Minnesota special session with tax relief still a possibility
Local government officials across Minnesota need to know if a special legislative session will be called to pass a tax bill.
Gov. Mark Dayton told reporters on Monday that he and four legislative leaders are to meet Friday to discuss a special session. However, Democrats and Republicans remain at odds over building a light rail line to serve the southwestern Twin Cities, the issue that has prevented a special session since the regular session ended in late May.
Dayton, Senate Majority Leader Tom Bakk, D-Cook, and House Speaker Kurt Daudt, R-Crown, had set next week as a tentative time for a special session, but on Monday Dayton said that likely would be pushed back a week or two if a deal could be reached soon.
The Democratic governor said that if a deal it not reached within a few days, there likely will be no special session.
Two major issues remain to be done: fixing a mistake in a tax bill and repassing it and passing a public works funding bill that includes road and bridge money.
The League of Minnesota Cities told its members Monday to proceed as if they are not getting the boost in Local Government Aid included in the tax bill. If the Legislature makes a change, the league said, property tax levies still could be reduced.

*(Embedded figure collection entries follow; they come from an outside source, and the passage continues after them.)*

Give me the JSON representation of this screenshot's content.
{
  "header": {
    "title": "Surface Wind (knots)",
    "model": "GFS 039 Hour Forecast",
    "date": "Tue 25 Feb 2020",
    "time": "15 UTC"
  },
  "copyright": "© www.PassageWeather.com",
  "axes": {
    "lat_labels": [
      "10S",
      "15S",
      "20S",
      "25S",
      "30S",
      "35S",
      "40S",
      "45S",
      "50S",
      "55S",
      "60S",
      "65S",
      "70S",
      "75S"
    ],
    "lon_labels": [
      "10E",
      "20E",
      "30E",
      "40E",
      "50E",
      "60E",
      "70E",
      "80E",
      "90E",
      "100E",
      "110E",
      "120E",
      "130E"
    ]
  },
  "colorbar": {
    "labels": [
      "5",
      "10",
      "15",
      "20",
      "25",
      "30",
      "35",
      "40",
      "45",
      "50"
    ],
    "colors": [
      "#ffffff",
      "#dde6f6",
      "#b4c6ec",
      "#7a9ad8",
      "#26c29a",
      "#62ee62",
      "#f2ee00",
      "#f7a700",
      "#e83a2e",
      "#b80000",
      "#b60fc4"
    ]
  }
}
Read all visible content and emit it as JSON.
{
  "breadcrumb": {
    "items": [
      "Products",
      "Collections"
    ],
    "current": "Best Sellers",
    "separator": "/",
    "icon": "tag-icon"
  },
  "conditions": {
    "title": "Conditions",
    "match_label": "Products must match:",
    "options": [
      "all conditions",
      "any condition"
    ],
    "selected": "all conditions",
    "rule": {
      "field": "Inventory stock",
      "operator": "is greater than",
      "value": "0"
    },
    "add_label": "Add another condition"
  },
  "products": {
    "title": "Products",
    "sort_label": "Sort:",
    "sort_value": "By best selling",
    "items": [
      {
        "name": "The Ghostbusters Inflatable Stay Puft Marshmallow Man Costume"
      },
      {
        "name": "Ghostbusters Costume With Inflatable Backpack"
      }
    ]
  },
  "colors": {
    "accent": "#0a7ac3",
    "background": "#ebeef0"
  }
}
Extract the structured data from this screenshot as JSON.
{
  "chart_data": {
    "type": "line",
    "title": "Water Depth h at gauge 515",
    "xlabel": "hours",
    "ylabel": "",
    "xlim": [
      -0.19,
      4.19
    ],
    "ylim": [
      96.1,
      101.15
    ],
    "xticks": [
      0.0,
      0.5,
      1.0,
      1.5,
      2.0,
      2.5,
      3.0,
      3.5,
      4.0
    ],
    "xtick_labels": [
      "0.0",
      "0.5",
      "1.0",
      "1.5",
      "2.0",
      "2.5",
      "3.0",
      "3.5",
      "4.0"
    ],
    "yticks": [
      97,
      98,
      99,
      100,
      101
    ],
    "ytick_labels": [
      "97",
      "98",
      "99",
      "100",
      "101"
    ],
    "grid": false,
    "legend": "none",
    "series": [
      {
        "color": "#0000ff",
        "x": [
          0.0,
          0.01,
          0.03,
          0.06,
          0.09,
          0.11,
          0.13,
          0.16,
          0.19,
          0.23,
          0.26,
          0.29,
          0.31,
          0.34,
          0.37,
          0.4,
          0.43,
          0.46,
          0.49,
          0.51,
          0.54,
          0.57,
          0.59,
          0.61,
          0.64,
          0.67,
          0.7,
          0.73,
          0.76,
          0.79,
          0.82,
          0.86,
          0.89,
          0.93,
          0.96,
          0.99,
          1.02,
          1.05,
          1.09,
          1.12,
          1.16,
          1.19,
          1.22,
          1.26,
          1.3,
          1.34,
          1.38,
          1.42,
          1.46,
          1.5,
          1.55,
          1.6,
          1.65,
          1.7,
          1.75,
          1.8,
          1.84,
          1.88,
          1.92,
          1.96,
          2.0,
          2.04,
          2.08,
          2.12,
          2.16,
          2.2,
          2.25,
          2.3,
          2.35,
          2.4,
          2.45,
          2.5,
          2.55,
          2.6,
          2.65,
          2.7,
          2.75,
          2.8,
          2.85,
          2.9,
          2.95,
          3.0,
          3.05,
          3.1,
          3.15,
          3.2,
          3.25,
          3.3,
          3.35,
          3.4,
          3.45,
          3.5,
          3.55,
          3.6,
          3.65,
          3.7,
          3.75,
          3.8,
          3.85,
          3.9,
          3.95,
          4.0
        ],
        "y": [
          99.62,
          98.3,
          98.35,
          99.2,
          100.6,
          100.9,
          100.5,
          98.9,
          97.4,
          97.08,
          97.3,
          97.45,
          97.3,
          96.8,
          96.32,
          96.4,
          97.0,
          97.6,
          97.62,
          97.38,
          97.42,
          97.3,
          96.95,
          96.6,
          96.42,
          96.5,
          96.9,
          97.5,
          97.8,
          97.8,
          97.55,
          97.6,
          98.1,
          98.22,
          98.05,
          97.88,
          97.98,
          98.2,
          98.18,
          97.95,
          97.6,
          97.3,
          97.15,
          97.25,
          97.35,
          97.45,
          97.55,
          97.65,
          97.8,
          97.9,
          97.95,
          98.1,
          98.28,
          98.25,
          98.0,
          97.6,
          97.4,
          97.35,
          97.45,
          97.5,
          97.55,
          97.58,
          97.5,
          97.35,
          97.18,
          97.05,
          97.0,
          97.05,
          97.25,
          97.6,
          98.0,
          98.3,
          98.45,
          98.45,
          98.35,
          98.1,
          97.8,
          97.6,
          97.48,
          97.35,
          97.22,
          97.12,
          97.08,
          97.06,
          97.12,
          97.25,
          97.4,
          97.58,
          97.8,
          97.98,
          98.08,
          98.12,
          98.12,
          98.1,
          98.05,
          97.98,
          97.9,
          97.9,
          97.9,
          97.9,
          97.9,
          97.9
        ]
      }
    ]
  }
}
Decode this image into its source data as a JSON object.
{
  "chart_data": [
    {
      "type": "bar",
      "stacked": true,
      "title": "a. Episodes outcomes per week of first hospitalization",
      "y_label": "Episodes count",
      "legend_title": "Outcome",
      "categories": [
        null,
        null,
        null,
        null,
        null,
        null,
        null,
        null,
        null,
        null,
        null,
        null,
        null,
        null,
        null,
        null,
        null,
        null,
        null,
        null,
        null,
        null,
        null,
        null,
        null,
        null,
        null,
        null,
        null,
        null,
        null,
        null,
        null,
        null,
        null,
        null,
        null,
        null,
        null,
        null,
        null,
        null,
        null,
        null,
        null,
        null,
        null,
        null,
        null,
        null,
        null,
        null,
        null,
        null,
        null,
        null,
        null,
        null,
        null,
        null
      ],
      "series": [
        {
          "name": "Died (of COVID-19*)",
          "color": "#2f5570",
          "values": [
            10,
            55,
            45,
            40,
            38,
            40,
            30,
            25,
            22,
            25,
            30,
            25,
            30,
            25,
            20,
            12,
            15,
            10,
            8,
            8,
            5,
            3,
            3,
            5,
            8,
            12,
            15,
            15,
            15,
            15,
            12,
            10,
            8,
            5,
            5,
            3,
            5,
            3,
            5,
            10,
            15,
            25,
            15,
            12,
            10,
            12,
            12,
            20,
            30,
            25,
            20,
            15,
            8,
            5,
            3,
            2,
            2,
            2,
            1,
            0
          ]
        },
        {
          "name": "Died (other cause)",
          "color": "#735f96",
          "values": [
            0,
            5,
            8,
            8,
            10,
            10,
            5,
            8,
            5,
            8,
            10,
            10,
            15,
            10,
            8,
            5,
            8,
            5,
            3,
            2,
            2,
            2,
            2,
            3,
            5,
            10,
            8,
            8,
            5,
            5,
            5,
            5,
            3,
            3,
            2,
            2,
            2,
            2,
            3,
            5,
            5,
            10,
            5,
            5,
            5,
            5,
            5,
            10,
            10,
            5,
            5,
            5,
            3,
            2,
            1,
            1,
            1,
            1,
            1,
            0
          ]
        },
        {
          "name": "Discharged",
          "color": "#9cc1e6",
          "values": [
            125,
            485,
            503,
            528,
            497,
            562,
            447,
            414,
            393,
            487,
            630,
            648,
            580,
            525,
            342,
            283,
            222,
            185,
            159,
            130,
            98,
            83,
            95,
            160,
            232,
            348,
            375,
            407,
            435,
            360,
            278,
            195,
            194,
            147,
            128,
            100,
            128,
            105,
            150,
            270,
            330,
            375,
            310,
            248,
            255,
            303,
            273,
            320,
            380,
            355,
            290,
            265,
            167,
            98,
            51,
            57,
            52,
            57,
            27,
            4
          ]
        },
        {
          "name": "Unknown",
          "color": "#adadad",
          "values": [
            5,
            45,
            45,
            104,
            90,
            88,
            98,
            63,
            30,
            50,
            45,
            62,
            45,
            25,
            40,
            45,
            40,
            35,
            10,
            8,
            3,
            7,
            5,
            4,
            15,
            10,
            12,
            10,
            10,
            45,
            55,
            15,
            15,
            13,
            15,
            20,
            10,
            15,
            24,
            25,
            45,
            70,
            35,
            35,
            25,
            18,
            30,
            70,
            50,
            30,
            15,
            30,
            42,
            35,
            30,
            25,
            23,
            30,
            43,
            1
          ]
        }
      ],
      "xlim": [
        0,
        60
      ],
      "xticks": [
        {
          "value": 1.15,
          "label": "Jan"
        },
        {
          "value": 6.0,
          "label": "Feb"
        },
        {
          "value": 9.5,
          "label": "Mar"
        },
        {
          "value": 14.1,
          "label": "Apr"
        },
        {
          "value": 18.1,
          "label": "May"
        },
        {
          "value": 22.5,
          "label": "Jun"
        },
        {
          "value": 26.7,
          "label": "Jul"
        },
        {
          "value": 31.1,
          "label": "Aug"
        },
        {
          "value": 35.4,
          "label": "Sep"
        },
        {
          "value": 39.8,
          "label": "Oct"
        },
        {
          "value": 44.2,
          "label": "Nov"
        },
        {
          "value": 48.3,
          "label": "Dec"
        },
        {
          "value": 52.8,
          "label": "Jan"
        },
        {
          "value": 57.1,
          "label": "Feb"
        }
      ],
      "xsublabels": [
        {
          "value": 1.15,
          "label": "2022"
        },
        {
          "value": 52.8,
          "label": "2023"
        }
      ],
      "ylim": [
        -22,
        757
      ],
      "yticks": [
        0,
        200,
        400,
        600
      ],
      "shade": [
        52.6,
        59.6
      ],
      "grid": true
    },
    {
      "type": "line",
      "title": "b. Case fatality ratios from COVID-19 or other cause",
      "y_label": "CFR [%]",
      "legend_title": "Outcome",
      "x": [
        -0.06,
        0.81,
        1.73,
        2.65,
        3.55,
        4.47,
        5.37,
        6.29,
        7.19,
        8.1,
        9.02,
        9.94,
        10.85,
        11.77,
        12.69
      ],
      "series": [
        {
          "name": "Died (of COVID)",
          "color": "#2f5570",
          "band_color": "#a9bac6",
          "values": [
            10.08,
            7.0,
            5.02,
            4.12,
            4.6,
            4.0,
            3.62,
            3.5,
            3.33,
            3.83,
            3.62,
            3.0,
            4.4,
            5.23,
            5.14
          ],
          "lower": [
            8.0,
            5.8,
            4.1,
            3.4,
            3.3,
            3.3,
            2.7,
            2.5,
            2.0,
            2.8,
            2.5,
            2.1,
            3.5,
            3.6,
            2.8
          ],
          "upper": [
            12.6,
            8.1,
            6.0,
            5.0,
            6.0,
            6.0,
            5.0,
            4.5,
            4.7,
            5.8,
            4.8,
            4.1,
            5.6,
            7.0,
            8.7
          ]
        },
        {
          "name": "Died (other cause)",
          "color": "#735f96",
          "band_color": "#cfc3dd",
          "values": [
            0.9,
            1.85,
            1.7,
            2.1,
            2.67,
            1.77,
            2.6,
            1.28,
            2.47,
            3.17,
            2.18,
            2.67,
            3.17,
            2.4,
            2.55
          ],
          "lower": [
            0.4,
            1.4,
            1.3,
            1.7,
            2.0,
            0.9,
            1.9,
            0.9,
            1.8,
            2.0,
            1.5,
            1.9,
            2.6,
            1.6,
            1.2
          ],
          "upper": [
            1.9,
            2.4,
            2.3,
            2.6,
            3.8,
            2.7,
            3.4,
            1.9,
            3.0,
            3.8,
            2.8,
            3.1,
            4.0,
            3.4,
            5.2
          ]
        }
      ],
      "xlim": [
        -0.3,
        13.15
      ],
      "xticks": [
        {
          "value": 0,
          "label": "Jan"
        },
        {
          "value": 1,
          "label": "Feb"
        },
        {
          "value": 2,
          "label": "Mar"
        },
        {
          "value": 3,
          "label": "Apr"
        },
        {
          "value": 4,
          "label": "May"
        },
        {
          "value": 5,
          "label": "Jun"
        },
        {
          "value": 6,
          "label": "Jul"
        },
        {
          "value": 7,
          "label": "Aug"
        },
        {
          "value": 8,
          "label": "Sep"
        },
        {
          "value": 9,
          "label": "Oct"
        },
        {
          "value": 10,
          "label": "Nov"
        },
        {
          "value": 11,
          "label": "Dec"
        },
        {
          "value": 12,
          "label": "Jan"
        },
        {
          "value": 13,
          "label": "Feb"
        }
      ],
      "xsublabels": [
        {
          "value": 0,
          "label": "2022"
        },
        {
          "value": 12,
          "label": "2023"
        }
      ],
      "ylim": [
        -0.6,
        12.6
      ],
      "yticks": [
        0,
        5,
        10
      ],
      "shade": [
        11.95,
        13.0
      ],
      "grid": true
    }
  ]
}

Cities were to get a $20 million boost in state aid in the next two years under the tax bill for a total of $540 million. Other local governments also were to receive more state aid.
Dayton vetoed the tax bill that contained both tax cuts and more local aid after a mistake was discovered that would have cost the state millions of dollars. Legislative leaders appear to agree that they can pass the bill if it is fixed.
Also in the measure are tax cuts. One would trim business property taxes paid to the state more than $56 million, while another would cut farmland taxes $44 million.